À Kinshasa, lundi 2 mars 2026, le Président de la République démocratique du Congo, Félix Tshisekedi, a lancé un appel à l’engagement des autorités coutumières dans les efforts de reconstruction nationale et de développement rural, à l’occasion de l’ouverture du Forum national des Affaires coutumières. Selon des participants présents, cette rencontre s’inscrit dans une logique de décentralisation et de proximité des services publics, où le rôle des leaders traditionnels est présenté comme central pour l’accompagnement des politiques étatiques.

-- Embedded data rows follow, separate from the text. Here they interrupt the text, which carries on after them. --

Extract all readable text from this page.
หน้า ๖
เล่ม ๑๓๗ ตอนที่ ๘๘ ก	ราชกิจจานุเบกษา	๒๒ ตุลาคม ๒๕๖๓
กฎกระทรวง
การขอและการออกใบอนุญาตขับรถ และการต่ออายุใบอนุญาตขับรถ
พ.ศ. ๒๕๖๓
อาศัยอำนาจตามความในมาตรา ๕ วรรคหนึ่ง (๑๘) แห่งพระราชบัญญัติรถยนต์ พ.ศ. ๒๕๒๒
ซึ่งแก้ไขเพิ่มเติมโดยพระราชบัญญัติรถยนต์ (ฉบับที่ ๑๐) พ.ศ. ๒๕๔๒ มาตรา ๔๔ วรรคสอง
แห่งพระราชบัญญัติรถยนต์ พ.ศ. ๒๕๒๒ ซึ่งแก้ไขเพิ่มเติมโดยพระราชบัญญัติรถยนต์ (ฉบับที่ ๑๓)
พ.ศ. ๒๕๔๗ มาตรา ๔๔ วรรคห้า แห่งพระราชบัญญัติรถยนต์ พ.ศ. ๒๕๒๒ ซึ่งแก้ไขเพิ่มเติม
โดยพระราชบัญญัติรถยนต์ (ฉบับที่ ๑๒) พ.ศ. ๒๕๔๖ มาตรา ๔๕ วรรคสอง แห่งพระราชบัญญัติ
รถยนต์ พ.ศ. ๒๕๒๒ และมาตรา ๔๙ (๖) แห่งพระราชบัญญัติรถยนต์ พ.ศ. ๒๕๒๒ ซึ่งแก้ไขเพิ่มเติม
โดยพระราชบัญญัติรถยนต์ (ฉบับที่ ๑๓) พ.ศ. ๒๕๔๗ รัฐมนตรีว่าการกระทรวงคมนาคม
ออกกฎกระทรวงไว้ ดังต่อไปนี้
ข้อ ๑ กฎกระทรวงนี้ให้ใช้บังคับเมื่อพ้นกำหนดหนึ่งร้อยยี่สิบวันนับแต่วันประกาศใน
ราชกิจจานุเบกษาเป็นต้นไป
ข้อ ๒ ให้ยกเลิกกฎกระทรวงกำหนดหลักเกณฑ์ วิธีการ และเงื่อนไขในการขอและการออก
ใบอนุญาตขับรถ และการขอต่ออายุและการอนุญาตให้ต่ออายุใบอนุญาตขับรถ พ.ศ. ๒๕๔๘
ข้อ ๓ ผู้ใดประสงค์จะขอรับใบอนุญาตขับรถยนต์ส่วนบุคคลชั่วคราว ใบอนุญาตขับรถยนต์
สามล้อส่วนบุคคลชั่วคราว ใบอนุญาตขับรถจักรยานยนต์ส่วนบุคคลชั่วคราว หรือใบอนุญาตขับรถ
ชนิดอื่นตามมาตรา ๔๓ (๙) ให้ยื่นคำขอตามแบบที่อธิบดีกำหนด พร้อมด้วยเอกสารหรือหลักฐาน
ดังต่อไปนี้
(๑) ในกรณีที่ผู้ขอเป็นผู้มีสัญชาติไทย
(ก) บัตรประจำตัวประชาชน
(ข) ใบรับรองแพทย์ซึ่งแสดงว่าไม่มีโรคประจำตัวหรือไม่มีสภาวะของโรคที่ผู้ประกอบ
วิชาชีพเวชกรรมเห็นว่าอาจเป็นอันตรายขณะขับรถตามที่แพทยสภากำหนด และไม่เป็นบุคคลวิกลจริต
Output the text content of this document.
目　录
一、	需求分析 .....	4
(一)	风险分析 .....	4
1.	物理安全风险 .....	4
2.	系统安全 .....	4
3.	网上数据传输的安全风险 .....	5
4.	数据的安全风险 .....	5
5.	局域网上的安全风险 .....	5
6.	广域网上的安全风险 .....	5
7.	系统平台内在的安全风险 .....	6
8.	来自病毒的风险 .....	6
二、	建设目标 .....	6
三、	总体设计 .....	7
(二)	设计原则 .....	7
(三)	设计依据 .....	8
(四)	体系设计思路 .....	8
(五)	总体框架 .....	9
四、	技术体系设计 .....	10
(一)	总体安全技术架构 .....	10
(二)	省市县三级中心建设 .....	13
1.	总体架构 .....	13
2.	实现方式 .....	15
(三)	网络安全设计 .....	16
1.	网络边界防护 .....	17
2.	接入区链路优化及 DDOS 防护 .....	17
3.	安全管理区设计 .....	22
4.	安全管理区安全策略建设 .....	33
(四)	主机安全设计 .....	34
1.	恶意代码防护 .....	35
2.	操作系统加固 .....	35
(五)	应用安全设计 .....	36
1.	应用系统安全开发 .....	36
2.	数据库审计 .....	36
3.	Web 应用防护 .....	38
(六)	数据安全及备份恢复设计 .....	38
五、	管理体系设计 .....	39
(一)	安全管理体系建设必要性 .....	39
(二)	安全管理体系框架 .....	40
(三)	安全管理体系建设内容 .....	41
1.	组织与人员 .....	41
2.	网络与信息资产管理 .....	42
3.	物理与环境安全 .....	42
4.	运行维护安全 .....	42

« Dans un pays engagé dans la décentralisation et la proximité des services publics, votre rôle est déterminant pour accompagner les politiques de développement rural, soutenir la scolarisation, la protection de l’enfant et de la femme, encourager l’entrepreneuriat local », a affirmé le Chef de l’État. D’après ses propos, les autorités coutumières sont également sollicitées pour sensibiliser les populations à la préservation de l’environnement, à la gestion rationnelle des ressources naturelles et à la lutte contre le changement climatique, des enjeux majeurs dans un contexte de pression sur les écosystèmes et de vulnérabilité des communautés rurales.

Le Président Tshisekedi a insisté sur la position de ces acteurs sociaux comme « premiers responsables locaux du vivre-ensemble », soulignant leur rôle de gardiens des terres et de médiateurs dans les périodes de crise, particulièrement là où l’État est distant ou lent à intervenir. À en croire certaines analyses, cette responsabilisation pourrait constituer un levier pour renforcer la résilience locale face aux défis environnementaux et sociaux.

Le forum a été présenté comme un espace destiné au partage d’expériences et de savoirs traditionnels, à croiser avec les pratiques modernes dans divers secteurs tels que la justice, les affaires foncières, la culture, les mines, l’agriculture, l’environnement, la jeunesse, le genre et la sécurité. Des acteurs du secteur estiment que cette approche pourrait permettre une meilleure intégration des connaissances locales dans la gouvernance des ressources naturelles, tout en renforçant la cohésion sociale.

Par ailleurs, le Chef de l’État a rappelé la nécessité de préserver et de valoriser les valeurs ancestrales africaines, aujourd’hui menacées par les dynamiques de mondialisation. Selon lui, ces pratiques coutumières, lorsqu’elles sont promues dans leurs aspects constructifs, peuvent devenir des vecteurs de paix, de dignité et de développement communautaire. D’après des observateurs, cette mise en avant de la tradition pourrait également contribuer à sensibiliser les populations aux pratiques durables et à la protection de leur environnement immédiat, enjeu critique dans un pays où la pression sur les terres et les ressources naturelles ne cesse de croître.